Lor Peyniri ve Pastırma
- by hbilgen
Lor Peyniri ile Pastırma bir yazıda nasıl bir araya gelebilir?
Bunun benim açımdan olan birleşimi, aslında çocukluk döneminde yaşadığım bir tramva ile açıklanabilir. Burada, bir baba’nın çaresizliğini, bir annenin yalvarışını ve bir sıpanın isyanını bulabilirsiniz. Aynı şekilde zıt olarak bir babanın gururu, annenin mutluluğu ve yine -ben- aynı sıpanın mutluluğunu bulacaksınız.
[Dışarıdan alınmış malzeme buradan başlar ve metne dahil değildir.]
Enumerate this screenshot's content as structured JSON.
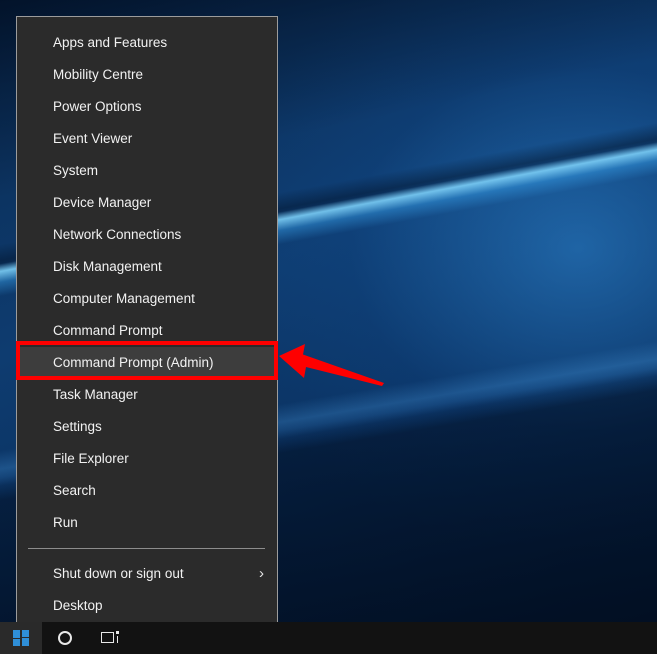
{
  "desktop": {
    "wallpaper_name": "windows-10-hero-wallpaper",
    "colors": {
      "wallpaper_base": "#0d3a6b",
      "wallpaper_highlight": "#82d7ff",
      "wallpaper_shadow": "#010e22"
    }
  },
  "winx_menu": {
    "name": "power-user-menu",
    "background_color": "#2b2b2b",
    "border_color": "#9c9c9c",
    "hover_color": "#3d3d3d",
    "text_color": "#f2f2f2",
    "items": [
      {
        "label": "Apps and Features",
        "hovered": false,
        "submenu": false
      },
      {
        "label": "Mobility Centre",
        "hovered": false,
        "submenu": false
      },
      {
        "label": "Power Options",
        "hovered": false,
        "submenu": false
      },
      {
        "label": "Event Viewer",
        "hovered": false,
        "submenu": false
      },
      {
        "label": "System",
        "hovered": false,
        "submenu": false
      },
      {
        "label": "Device Manager",
        "hovered": false,
        "submenu": false
      },
      {
        "label": "Network Connections",
        "hovered": false,
        "submenu": false
      },
      {
        "label": "Disk Management",
        "hovered": false,
        "submenu": false
      },
      {
        "label": "Computer Management",
        "hovered": false,
        "submenu": false
      },
      {
        "label": "Command Prompt",
        "hovered": false,
        "submenu": false
      },
      {
        "label": "Command Prompt (Admin)",
        "hovered": true,
        "submenu": false
      },
      {
        "label": "Task Manager",
        "hovered": false,
        "submenu": false
      },
      {
        "label": "Settings",
        "hovered": false,
        "submenu": false
      },
      {
        "label": "File Explorer",
        "hovered": false,
        "submenu": false
      },
      {
        "label": "Search",
        "hovered": false,
        "submenu": false
      },
      {
        "label": "Run",
        "hovered": false,
        "submenu": false
      }
    ],
    "separator_after_index": 15,
    "items_after_separator": [
      {
        "label": "Shut down or sign out",
        "hovered": false,
        "submenu": true,
        "submenu_glyph": "›"
      },
      {
        "label": "Desktop",
        "hovered": false,
        "submenu": false
      }
    ]
  },
  "annotations": {
    "highlight_rectangle": {
      "target_label": "Command Prompt (Admin)",
      "color": "#fe0000"
    },
    "arrow": {
      "direction": "left",
      "points_to": "Command Prompt (Admin)",
      "color": "#fe0000"
    }
  },
  "taskbar": {
    "background_color": "#121212",
    "buttons": [
      {
        "name": "start-button",
        "label": "Start",
        "icon": "windows-logo-icon",
        "active": true
      },
      {
        "name": "cortana-button",
        "label": "Cortana",
        "icon": "cortana-circle-icon",
        "active": false
      },
      {
        "name": "task-view-button",
        "label": "Task View",
        "icon": "task-view-icon",
        "active": false
      }
    ]
  }
}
“Sene, geçen sene…” şeklinde başlanamayacak kadar eski bir zamandan, benim muhtemelen ilkokul veya okul öncesi yaşlarımdan bahsediyorum.
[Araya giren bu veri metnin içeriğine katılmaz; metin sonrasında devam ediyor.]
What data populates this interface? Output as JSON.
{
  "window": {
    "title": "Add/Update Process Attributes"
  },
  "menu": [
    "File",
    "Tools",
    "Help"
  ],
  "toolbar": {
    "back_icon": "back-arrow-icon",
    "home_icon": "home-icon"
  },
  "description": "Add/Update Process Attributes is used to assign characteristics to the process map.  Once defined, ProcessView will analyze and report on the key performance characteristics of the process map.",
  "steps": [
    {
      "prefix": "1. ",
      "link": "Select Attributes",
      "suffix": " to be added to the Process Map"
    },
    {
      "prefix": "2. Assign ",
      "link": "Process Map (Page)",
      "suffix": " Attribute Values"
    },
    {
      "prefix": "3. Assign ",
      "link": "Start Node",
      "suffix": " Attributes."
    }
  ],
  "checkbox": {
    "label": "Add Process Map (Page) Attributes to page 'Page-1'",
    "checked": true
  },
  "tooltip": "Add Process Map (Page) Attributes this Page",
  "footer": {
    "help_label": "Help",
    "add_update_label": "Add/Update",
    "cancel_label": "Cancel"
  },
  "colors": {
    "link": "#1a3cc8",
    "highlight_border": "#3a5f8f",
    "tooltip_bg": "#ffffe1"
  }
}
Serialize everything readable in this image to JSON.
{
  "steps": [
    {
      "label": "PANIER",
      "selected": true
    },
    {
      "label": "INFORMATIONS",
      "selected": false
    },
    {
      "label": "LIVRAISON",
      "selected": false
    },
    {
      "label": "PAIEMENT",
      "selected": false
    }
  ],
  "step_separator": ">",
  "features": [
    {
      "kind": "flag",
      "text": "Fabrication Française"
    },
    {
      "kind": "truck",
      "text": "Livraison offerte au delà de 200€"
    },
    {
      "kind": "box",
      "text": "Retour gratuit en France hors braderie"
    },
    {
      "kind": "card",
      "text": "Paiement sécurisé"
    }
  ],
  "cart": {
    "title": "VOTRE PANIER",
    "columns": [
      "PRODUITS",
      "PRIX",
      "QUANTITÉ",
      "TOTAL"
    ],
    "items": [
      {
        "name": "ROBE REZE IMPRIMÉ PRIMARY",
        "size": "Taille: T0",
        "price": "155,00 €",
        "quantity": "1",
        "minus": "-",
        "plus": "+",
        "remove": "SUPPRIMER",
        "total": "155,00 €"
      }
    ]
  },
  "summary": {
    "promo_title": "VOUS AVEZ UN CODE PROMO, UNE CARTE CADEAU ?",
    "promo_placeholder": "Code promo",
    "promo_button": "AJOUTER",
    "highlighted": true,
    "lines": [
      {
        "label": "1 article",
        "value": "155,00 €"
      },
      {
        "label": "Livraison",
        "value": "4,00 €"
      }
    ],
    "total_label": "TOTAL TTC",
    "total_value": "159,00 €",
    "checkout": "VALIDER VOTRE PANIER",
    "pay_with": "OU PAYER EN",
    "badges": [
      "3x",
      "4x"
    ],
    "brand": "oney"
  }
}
Ailemiz, ben henüz 3/5 yıllık kallkınma planlarında bile adı geçmez iken, Erdemli/Mersin’den, savaşın hemen akabinde, nüfus artışı sağlamak adına Kıbrıs’a gönderilen Veyselli Köyü sakinlerinden idi.
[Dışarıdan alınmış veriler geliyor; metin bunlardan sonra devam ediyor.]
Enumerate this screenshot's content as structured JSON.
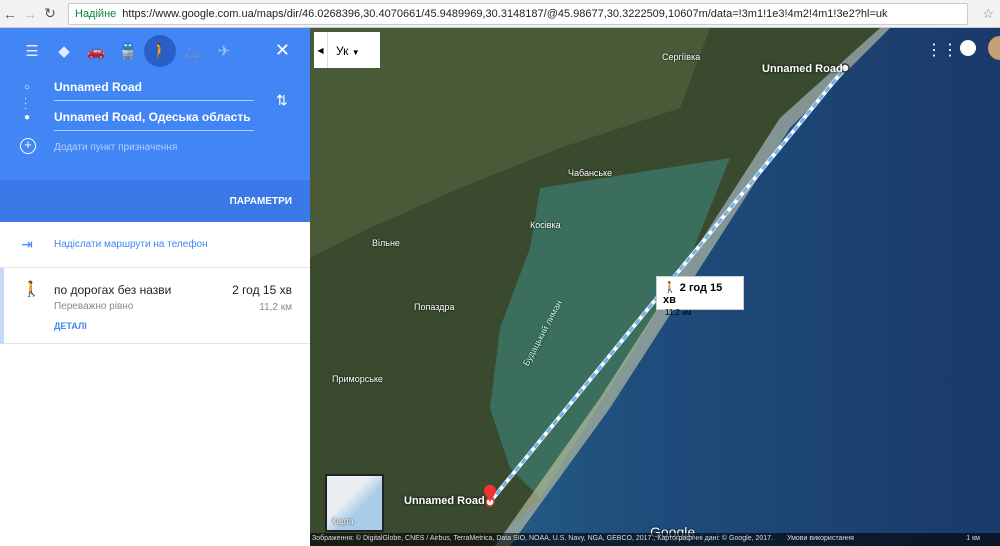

Gazimağusa’ya yerleştirilmeleri ile birlikte her aileye bir ev ve geçimlerini sağlamaları için meşgul olabilecekleri bir Portakal/Greyfurt/Madalina/Limon kompozisyonundan oluşan bahçeler tahsis edilmişti.
Evimiz ile bahçemiz farklı mahallelerde idi. O zamanlar çok anlamasam da, şimdi düşününce “planlama neye göre yapıldı acaba?” diye sorası geliyor insanın. Ev seçiminde bir kura sisteminin uygulandığını söylemişlerdi. Muhtemelen bahçe seçiminde de benzer birşey uygulandı. Zannetmiyorum ki, evlerin eski sahibi olan Rum’ların bahçeleri bulunup insanlara tahsis edilsin.
Neyse efendim, bizimkilere düşen ev Veyselli köyü sakinlerinin ağırlıklı yerleştirildiği Piyele Paşa Mahallesi’nde (Resmi adı bu olsa da, herkes Veyselli Mahallesi olarak bilir) olmasına karşı, bahçemiz Karakeşli mahallesinin (Yine Erdemli’deki köyün adı) uç noktasında sınıra yakın bir yerde idi.
Bir ortak ile işletilen bahçenin bakımı için, o dönemde ve sonraki uzun bir dönemde Kapalı Maraş’ta Bekçilik görevi yapan babam ve büyük ağabeylerimiz Abdullah ile Bayram işbirliği yapmakta idiler. Ben daha çok Bayram abim ile büyüdüğüm için kısaca APO dediğimiz abimin bu konudaki katkısını bilmiyorum.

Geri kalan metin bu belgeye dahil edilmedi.